The campaign is set during World War II in Italy, and spread across eight massive free roaming maps. Most can be completed in 1-2 hours, but because you are free to chose your own path this is entirely up to you how long you spend on them, or even what order you complete tasks in.
Rebellion have struck a nice balance between the secondary objectives and the main mission path, this prevents the story from going stale and the gameplay from getting repetitive, in what are frankly pretty long missions for a shooter.
The series is best known for the Kill Cam, this gives you a slow motion X-Ray view of your kills. You see the bullets rip open organs and shatter bones and pops off helmets as it passes through the bodies of your enemies. While this is comic book gruesome, it is oddly satisfying, although watching someone’s jaw getting ripped off always made me wince.
A really good hit mechanic allows you, if you are so inclined, to play with your targets. Tagging them in the arms or legs to knock them to the floor and then as you watch as they scramble around frantically looking for where the shot came from, pop their head open with a clean kill shot.

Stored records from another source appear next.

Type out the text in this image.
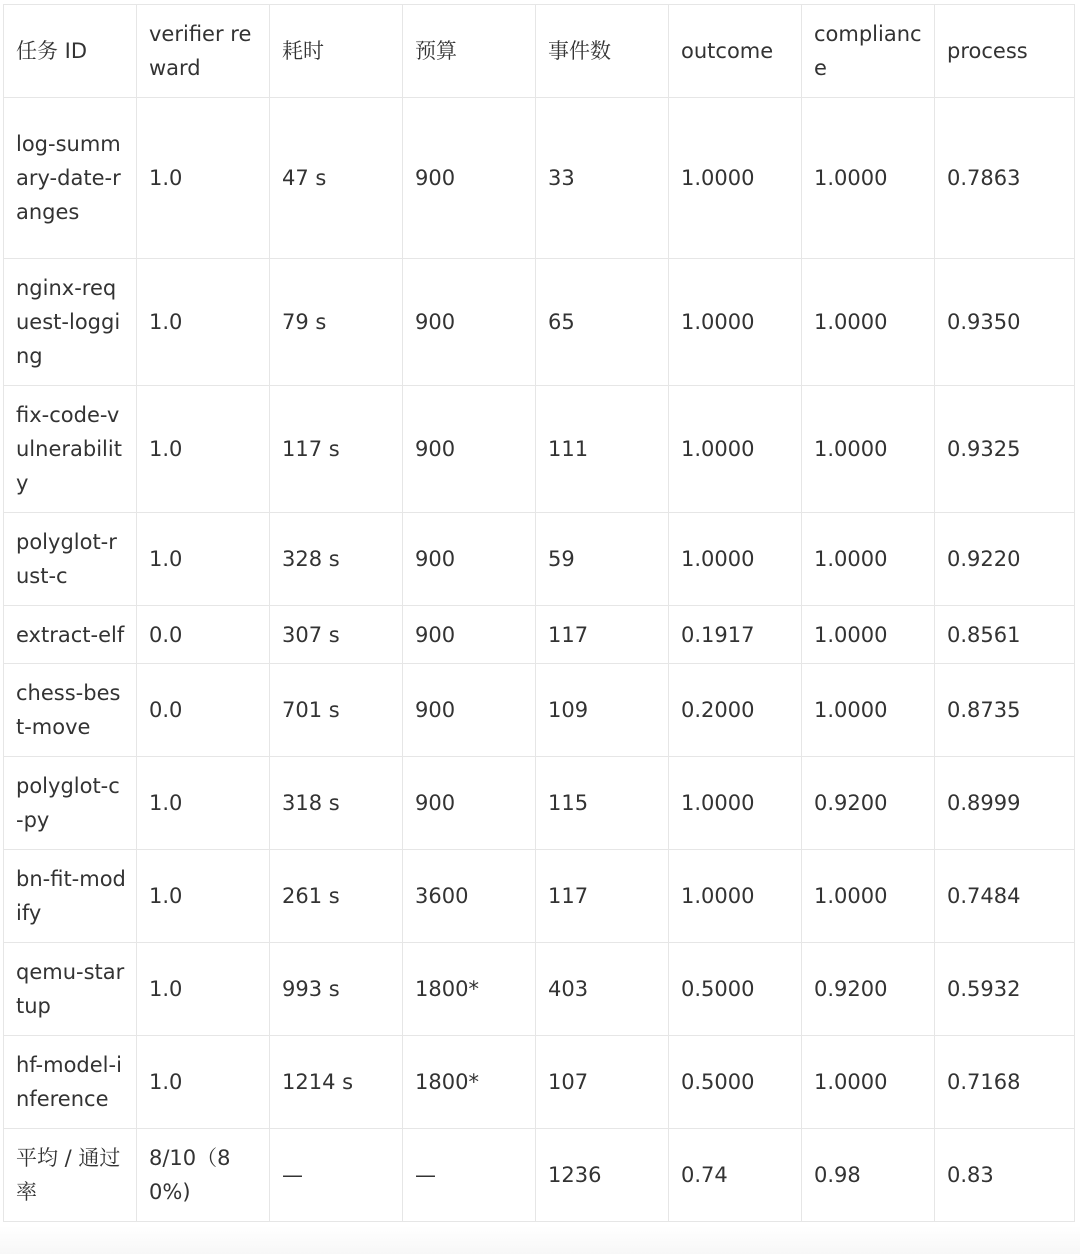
任务 ID	verifier reward	耗时	预算	事件数	outcome	compliance	process
log-summary-date-ranges	1.0	47 s	900	33	1.0000	1.0000	0.7863
nginx-request-logging	1.0	79 s	900	65	1.0000	1.0000	0.9350
fix-code-vulnerability	1.0	117 s	900	111	1.0000	1.0000	0.9325
polyglot-rust-c	1.0	328 s	900	59	1.0000	1.0000	0.9220
extract-elf	0.0	307 s	900	117	0.1917	1.0000	0.8561
chess-best-move	0.0	701 s	900	109	0.2000	1.0000	0.8735
polyglot-c-py	1.0	318 s	900	115	1.0000	0.9200	0.8999
bn-fit-modify	1.0	261 s	3600	117	1.0000	1.0000	0.7484
qemu-startup	1.0	993 s	1800*	403	0.5000	0.9200	0.5932
hf-model-inference	1.0	1214 s	1800*	107	0.5000	1.0000	0.7168
平均 / 通过率	8/10（80%)	—	—	1236	0.74	0.98	0.83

The variety of ways to kill people expands beyond the sniper rifle, you also have more conventional firearms (assault rifles and pistols) but you are also fitted out with a host of gadgets. Trip-wire mines, TNT, and grenades that can be combined with the ammo crates, fuel barrels, exploding truck tyres and falling pallets to create elaborate traps adding even more fun to the madness.
Multiplayer offers two options, the campaign can be played in its entirety with a co-op partner. This really changes the dynamic beyond just having double the number of guns. Because a lot of the game’s mechanic uses the noise you make to triangulate your location you can exploit this by splitting up and coordinating your attacks to keep the enemy guessing. Co-op also has a horde mode that sends waves of enemies with increasing difficulty towards you as you try to protect your home base and supply point.

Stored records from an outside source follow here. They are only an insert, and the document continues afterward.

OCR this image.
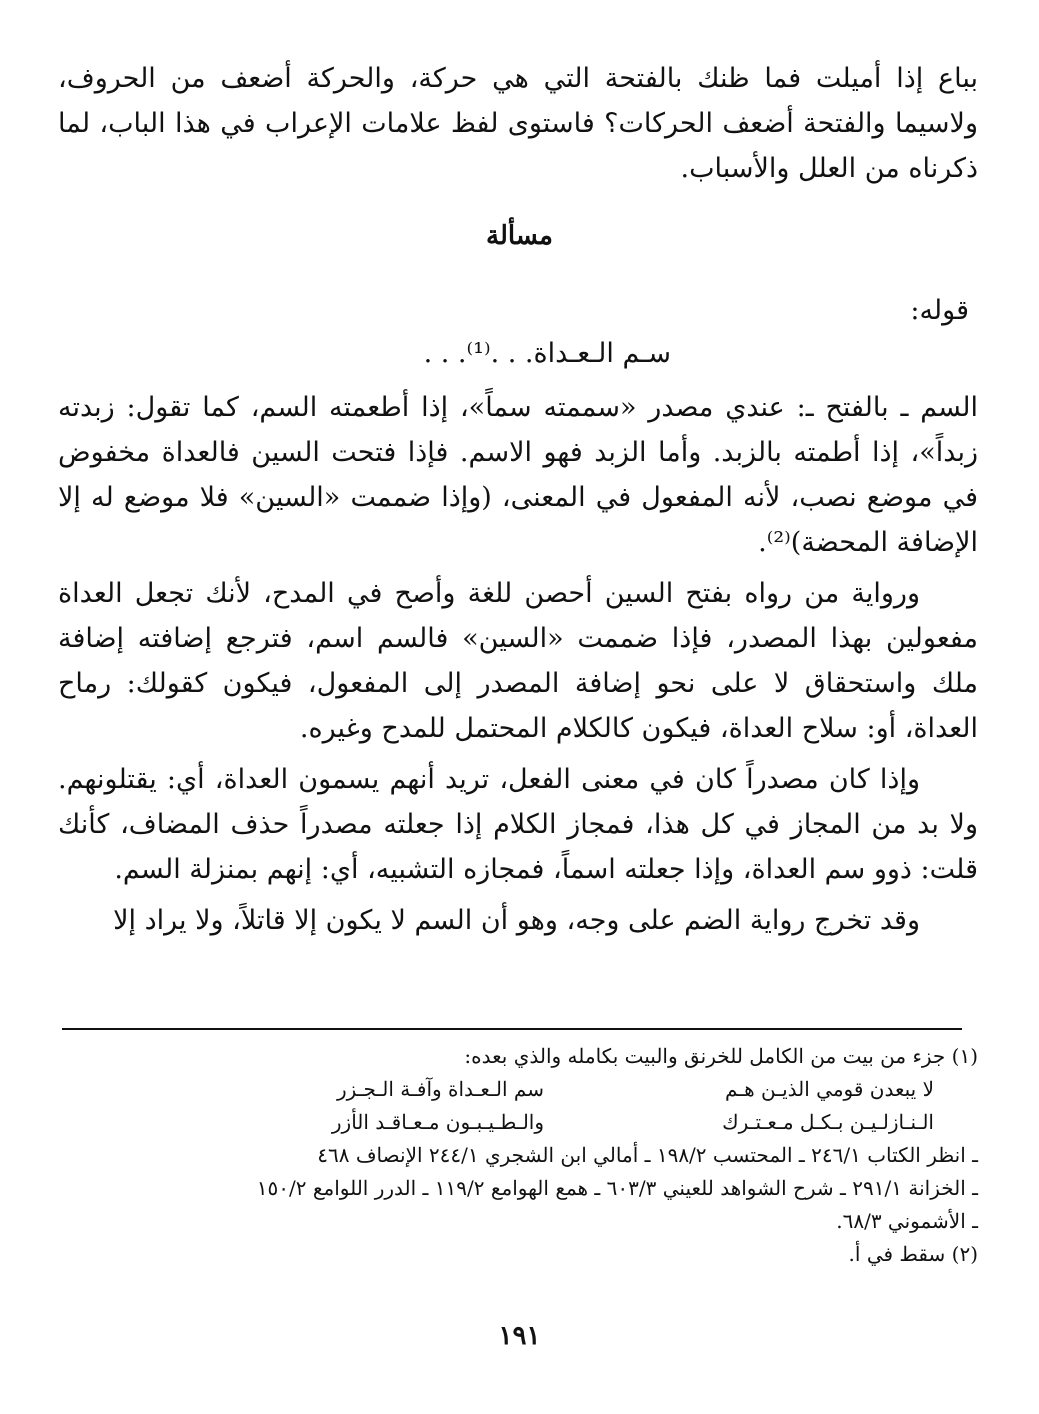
بباع إذا أميلت فما ظنك بالفتحة التي هي حركة، والحركة أضعف من الحروف، ولاسيما والفتحة أضعف الحركات؟ فاستوى لفظ علامات الإعراب في هذا الباب، لما ذكرناه من العلل والأسباب.

مسألة
قوله:
سـم الـعـداة. . .⁽¹⁾. . .

السم ـ بالفتح ـ: عندي مصدر «سممته سماً»، إذا أطعمته السم، كما تقول: زبدته زبداً»، إذا أطمته بالزبد. وأما الزبد فهو الاسم. فإذا فتحت السين فالعداة مخفوض في موضع نصب، لأنه المفعول في المعنى، (وإذا ضممت «السين» فلا موضع له إلا الإضافة المحضة)⁽²⁾.

ورواية من رواه بفتح السين أحصن للغة وأصح في المدح، لأنك تجعل العداة مفعولين بهذا المصدر، فإذا ضممت «السين» فالسم اسم، فترجع إضافته إضافة ملك واستحقاق لا على نحو إضافة المصدر إلى المفعول، فيكون كقولك: رماح العداة، أو: سلاح العداة، فيكون كالكلام المحتمل للمدح وغيره.

وإذا كان مصدراً كان في معنى الفعل، تريد أنهم يسمون العداة، أي: يقتلونهم. ولا بد من المجاز في كل هذا، فمجاز الكلام إذا جعلته مصدراً حذف المضاف، كأنك قلت: ذوو سم العداة، وإذا جعلته اسماً، فمجازه التشبيه، أي: إنهم بمنزلة السم.

وقد تخرج رواية الضم على وجه، وهو أن السم لا يكون إلا قاتلاً، ولا يراد إلا

(١) جزء من بيت من الكامل للخرنق والبيت بكامله والذي بعده:

لا يبعدن قومي الذيـن هـم
سم الـعـداة وآفـة الـجـزر
الـنـازلـيـن بـكـل مـعـتـرك
والـطـيـبـون مـعـاقـد الأزر

ـ انظر الكتاب ٢٤٦/١ ـ المحتسب ١٩٨/٢ ـ أمالي ابن الشجري ٢٤٤/١ الإنصاف ٤٦٨

ـ الخزانة ٢٩١/١ ـ شرح الشواهد للعيني ٦٠٣/٣ ـ همع الهوامع ١١٩/٢ ـ الدرر اللوامع ١٥٠/٢

ـ الأشموني ٦٨/٣.

(٢) سقط في أ.

١٩١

PVP Multiplayer has its appeal and the mode most seem to prefer is the long range kill match where the person with the longest shot wins. This pushes you to a more traditional sniper V sniper scenario. Usually camping snipers are an annoyance but when everyone is doing it, the game is actually incredibly tense. You know there is always the possibility that you are being watched and if you don’t move you could get shot at any second, but moving could result in giving up your location resulting in the same outcome.
Overall: A enjoyable well crafted title, it looks and plays really well. The open maps offer lots of freedom of movement and choice in how to approach tasks. The story is good old fashioned comic book fun, if you grew up on WWII comic adventures then you will get a kick out of this.